Jane Olson, international human rights activist, will visit the College of Journalism and meet with Nebraska students who are against modern-day slavery on Nov. 4 at 5 p.m. in Andersen Hall. Olson is a 1964 graduate of journalism and history at UNL.
Nebraska University Students Against Modern-Day Slavery was created for students by students. NUSAMS' mission is to inform others about the tragedy of human trafficking. NUSAMS aim to recruit, educate and mobilize students through this social movement to effectively combat the issue of modern-day slavery through prevention, awareness, education and activism.
As Olson's career evolved, she continued to follow opportunities and create change. Most recently, Olson completed her term as chair of the board of trustees of Human Rights Watch in Pasadena, Calif., where she and her husband Ron live. She currently serves on the Emeritus Board for the organization. Human Rights Watch is the largest U.S.-based nongovernmental organization protecting human rights around the world.

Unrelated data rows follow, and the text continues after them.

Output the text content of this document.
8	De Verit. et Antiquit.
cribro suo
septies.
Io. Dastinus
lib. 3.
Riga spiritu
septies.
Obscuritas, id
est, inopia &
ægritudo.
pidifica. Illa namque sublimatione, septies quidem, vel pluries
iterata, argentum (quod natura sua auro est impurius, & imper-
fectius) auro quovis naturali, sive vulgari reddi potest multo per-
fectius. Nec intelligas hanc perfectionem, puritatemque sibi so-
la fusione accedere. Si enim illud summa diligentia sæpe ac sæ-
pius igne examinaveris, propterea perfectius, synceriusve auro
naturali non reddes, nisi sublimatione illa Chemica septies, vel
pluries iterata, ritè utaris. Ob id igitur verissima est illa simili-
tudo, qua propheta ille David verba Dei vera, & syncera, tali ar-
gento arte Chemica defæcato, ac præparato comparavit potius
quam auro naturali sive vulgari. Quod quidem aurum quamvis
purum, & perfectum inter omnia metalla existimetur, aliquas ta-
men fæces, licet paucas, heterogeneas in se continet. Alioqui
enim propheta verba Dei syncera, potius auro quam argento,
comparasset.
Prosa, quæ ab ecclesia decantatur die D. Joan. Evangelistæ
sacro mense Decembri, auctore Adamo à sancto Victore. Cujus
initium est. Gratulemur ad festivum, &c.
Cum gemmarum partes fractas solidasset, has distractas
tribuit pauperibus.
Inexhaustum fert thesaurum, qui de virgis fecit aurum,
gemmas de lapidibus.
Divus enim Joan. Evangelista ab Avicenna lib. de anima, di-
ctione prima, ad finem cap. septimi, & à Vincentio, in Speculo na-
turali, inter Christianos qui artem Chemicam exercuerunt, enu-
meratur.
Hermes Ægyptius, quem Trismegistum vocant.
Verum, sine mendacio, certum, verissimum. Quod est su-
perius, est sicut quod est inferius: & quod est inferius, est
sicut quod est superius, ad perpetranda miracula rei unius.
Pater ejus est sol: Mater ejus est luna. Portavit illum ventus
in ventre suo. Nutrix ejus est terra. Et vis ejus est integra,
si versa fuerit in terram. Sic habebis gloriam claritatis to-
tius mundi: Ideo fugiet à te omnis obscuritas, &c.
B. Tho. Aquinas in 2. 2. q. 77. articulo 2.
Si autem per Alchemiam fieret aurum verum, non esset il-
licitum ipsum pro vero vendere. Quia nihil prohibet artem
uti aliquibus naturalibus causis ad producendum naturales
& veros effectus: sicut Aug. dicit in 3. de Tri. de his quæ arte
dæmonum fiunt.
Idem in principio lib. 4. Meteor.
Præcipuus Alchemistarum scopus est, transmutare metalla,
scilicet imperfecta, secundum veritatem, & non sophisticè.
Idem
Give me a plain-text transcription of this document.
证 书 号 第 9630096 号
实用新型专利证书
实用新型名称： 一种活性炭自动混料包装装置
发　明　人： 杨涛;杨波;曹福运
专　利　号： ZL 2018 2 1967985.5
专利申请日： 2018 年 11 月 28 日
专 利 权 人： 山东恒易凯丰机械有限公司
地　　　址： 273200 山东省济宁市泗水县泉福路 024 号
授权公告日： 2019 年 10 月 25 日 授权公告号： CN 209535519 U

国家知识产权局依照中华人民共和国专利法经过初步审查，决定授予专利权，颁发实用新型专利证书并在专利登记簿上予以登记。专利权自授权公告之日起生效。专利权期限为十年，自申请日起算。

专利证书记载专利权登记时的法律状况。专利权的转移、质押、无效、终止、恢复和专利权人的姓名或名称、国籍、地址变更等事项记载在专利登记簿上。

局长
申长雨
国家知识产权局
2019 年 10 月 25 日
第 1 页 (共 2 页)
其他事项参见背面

Olson has also served as the chair of the Survivor Corps board of directors, and in 1979, she co-founded the Interfaith Center to Reverse the Arms Race, which took her across the globe to Europe, Latin America and the Soviet Union. In addition, Olson worked to promote the Nuclear Freeze Campaign, has served on the board of the Pacific Council on International Policy and the board of the Nuclear Age Peace Foundation.
Olson's lifelong dedication to humanitarian efforts earned her the first-ever Eleanor Roosevelt Award from Feminist Majority. She has also been the recipient of several other regional and national awards recognizing her volunteer work.